Yalnızca birkaç kişi vaktinde geldi.
- Only a few people showed up on time.
Geçmiş sadece bilinir, değişmez. Gelecek ise sadece değişir, bilinmez.
- The past can only be known, not changed. The future can only be changed, not known.
Etli pilav sekiz yuan. Vejetaryen pilav sadece dört yuan.
- The pulao with meat is eight yuan. The vegetarian pulao is only four yuan.
Sadece birkaç kişi beni anladı.
- Only a few people understood me.
İstasyondan yürüyerek eve gitmek sadece beş dakika.
- Walking from the station to the house takes only five minutes.
Yalnızca her birey ona karşı harekete geçmeye karar verirse, AIDS durdurulabilir.
- AIDS can be stopped only if every person decides to take action against it.
Ödevini yaptın mı? Toplantı yalnızca iki gün sonra.
- Did you do your homework? The meeting is only two days away.
Biricik kızımız kanserden öldü.
- Our only daughter died of cancer.
O, biricik oğlunu gömdü.
- She has buried her only son.
Bir tek ben mi partiye gideceğim?
- Will I be the only one going to the party?
Sorun sadece bir tek şekilde yorumlanabilir.
- The question can only be interpreted a single way.
O tür bir şeyi yapmaya ancak Tom'un cesareti vardı.

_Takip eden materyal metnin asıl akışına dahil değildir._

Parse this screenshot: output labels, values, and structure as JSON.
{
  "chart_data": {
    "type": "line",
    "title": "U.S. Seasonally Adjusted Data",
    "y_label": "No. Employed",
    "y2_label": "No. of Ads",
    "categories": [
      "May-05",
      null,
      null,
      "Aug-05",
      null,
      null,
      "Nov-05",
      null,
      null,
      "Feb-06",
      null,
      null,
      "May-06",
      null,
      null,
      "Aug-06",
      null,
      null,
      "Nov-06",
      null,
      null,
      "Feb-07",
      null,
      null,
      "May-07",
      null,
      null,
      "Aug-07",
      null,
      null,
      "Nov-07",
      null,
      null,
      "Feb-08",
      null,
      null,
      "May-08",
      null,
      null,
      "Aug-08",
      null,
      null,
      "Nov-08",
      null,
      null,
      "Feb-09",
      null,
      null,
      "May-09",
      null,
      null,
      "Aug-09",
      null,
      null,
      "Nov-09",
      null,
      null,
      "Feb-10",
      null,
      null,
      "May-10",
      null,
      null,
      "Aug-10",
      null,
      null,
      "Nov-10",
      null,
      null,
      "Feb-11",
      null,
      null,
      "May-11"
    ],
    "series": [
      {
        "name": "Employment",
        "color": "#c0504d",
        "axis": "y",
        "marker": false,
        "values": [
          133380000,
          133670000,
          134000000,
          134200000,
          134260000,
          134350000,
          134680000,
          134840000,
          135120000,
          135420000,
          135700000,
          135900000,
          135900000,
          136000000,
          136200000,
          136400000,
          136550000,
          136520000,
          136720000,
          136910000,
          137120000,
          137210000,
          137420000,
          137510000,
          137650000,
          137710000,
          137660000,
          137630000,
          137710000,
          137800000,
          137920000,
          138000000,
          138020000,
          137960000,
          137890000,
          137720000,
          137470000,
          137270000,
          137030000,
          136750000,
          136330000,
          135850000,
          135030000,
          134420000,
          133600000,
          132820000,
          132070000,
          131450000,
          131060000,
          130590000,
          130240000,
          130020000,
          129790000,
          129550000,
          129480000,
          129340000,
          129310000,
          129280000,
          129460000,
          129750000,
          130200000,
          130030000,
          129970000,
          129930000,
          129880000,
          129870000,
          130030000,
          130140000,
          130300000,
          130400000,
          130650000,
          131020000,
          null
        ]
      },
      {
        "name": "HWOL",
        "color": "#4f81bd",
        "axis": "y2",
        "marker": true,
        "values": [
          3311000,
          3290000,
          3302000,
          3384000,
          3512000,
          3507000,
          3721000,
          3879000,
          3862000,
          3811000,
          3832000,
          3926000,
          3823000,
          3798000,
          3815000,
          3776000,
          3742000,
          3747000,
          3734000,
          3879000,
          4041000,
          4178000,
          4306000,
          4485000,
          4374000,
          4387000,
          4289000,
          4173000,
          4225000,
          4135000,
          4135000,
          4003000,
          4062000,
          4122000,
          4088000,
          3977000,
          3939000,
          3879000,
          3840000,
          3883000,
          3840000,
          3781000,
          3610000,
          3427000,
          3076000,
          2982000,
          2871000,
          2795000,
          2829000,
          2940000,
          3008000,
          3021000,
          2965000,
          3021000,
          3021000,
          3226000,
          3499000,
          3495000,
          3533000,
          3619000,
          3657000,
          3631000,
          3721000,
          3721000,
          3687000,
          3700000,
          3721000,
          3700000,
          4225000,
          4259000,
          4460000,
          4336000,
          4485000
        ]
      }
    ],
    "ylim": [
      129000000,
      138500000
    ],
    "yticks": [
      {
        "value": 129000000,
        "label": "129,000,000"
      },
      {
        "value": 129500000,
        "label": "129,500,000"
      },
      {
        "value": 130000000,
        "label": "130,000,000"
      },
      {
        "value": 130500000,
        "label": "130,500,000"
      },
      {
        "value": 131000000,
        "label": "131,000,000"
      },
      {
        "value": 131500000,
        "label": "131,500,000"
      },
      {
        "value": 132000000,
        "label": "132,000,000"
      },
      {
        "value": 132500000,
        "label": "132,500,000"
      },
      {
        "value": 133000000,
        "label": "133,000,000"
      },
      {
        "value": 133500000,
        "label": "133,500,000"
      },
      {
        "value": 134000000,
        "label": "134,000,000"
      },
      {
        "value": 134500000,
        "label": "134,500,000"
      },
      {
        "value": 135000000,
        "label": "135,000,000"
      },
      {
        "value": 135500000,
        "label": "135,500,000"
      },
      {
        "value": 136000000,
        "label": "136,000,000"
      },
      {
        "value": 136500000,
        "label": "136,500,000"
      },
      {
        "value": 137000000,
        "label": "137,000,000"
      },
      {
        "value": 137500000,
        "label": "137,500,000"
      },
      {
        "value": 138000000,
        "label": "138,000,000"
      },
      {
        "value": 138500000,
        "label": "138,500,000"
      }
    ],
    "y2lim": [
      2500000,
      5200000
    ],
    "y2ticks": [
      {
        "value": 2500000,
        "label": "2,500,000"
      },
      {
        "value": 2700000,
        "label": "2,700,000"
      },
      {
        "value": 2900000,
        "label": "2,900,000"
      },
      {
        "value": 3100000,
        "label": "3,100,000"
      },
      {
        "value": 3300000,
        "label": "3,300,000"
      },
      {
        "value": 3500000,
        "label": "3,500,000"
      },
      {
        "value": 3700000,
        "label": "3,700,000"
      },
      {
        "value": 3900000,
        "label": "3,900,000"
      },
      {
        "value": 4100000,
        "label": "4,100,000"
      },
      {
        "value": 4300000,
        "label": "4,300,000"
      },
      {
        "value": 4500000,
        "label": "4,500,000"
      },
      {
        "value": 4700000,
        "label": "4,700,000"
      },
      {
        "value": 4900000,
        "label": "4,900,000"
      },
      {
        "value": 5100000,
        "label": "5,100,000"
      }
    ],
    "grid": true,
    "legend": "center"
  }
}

- Only Tom would have the guts to do that kind of thing.
Tom ancak kendini suçlayabilir.
- Tom has only himself to blame.
Onun hayattaki tek amacı zengin olmaktı.
- Her only purpose in life was to get rich.
Sadece tek ağzım ama iki kulağım var.
- I only have one mouth, but I have two ears.
Tom'un Boston'da sadece bir gecesi daha var.
- Tom has only one more night in Boston.
Biraz daha sabırlı olsaydın, bulmacayı yapabilecektin.
- You'd be able to do the puzzle if only you had a little bit more patience.